The smoke around MTN is far too frequent for there to be no fire
Opinion / 5 January 2020, 09:34am / Victor Kgmoeswana
In my first column of 2020, my vision is yet again blurred by smoke.
Despite the denials, the smoke is far too frequent for there to be none of the proverbial fire behind it.
MTN is a textbook case of how success can be one’s undoing under the weight of complacency, if not downright hubris. Moving from being “the better connection” in the early 1990s - behind Vodacom in South Africa - the company has become our overwhelming pride.
Afro-optimists, like myself, cite its success to demonstrate how every African problem can have an African solution. Unsurprisingly, when Thebe Ikalafeng took to the stage at the JSE in May to announce his seventh annual Brand Africa 100: Africa’s Best Brands, MTN was the only African icon among the top 10 - at number 8. The rest were foreigners like Nike and Samsung.
Maybe this is merely the tallest tree catching the wind, but there are too many accusations of bribery and other forms of impropriety coming at MTN for us to remain unfazed.
What’s worse, the share price is going to take a pounding in response.
For the benefit of those snorkelling or living it up in the serene billabong on some exotic beaches or islands: about 100 families of US soldiers and contractors who were killed in Afghanistan approached a Washington DC court, contending that MTN paid protection fees to the al-Qaeda-allied Taliban in Afghanistan to safeguard its network infrastructure. Some of the money thus paid, the families say, was sourced in loans from a subsidiary of the World Bank in the US. This shows how complex the world of global terrorism has become.
MTN, alongside its peers, is in the throes of #DataMustFall alongside its peers. The Competition Commission wants data prices slashed to bring it in line with countries like Kenya, Rwanda and Nigeria.
Not so long ago, it was the Nigerian blues. After being hit with a billion-dollar fine for failing to - in South African parlance - “Rica” many SIM cards there, the corporation denied paying a bribe to officials in Abuja to have the fine reduced. Not so long ago, it was defending itself from accusations of paying former ambassador Yusuf Saloojee money to facilitate its acquisition of its operating licence in Iran.
On the latest US case, the stock exchange news statement, MTN said it was “consulting its advisers but remains of the view that it conducts its business in a responsible and compliant manner in all its territories and so intends to defend its position where necessary”.
Mobile telephony affords many Africans access to high speed connectivity; with it, better education, health care and a major edge in the internet of things. As a pioneer in this field, MTN would have had to carve a path where there had been none to be able to operate.
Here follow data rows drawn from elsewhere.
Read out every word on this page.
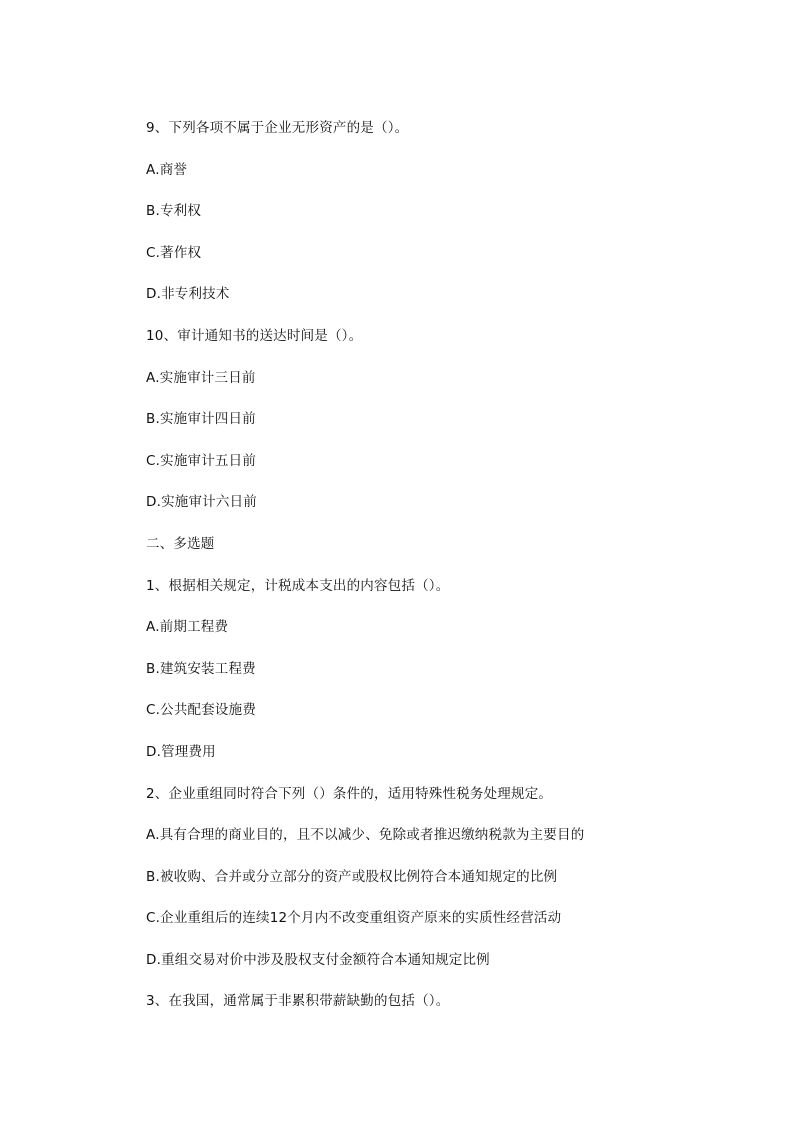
9、下列各项不属于企业无形资产的是（）。
A.商誉
B.专利权
C.著作权
D.非专利技术
10、审计通知书的送达时间是（）。
A.实施审计三日前
B.实施审计四日前
C.实施审计五日前
D.实施审计六日前
二、多选题
1、根据相关规定，计税成本支出的内容包括（）。
A.前期工程费
B.建筑安装工程费
C.公共配套设施费
D.管理费用
2、企业重组同时符合下列（）条件的，适用特殊性税务处理规定。
A.具有合理的商业目的，且不以减少、免除或者推迟缴纳税款为主要目的
B.被收购、合并或分立部分的资产或股权比例符合本通知规定的比例
C.企业重组后的连续12个月内不改变重组资产原来的实质性经营活动
D.重组交易对价中涉及股权支付金额符合本通知规定比例
3、在我国，通常属于非累积带薪缺勤的包括（）。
It helped plenty African countries shape their mobile telephony policies and built network infrastructure where none existed. This can easily lead one to believe too much in their own PR; and subsequently dropping the ball on governance.
If successful multinationals frequently re-engineer their processes and systems to remain relevant and afloat, MTN (and any multinational) must lead the way by rejigging its business philosophy and ethics or it will not survive, let alone thrive.
Happy 2020; to MTN shareholders: good luck!
* Kgomoeswana is author of Africa is Open for Business, media commentator and public speaker on African business affairs.
** The views expressed here are not necessarily those of Independent Media.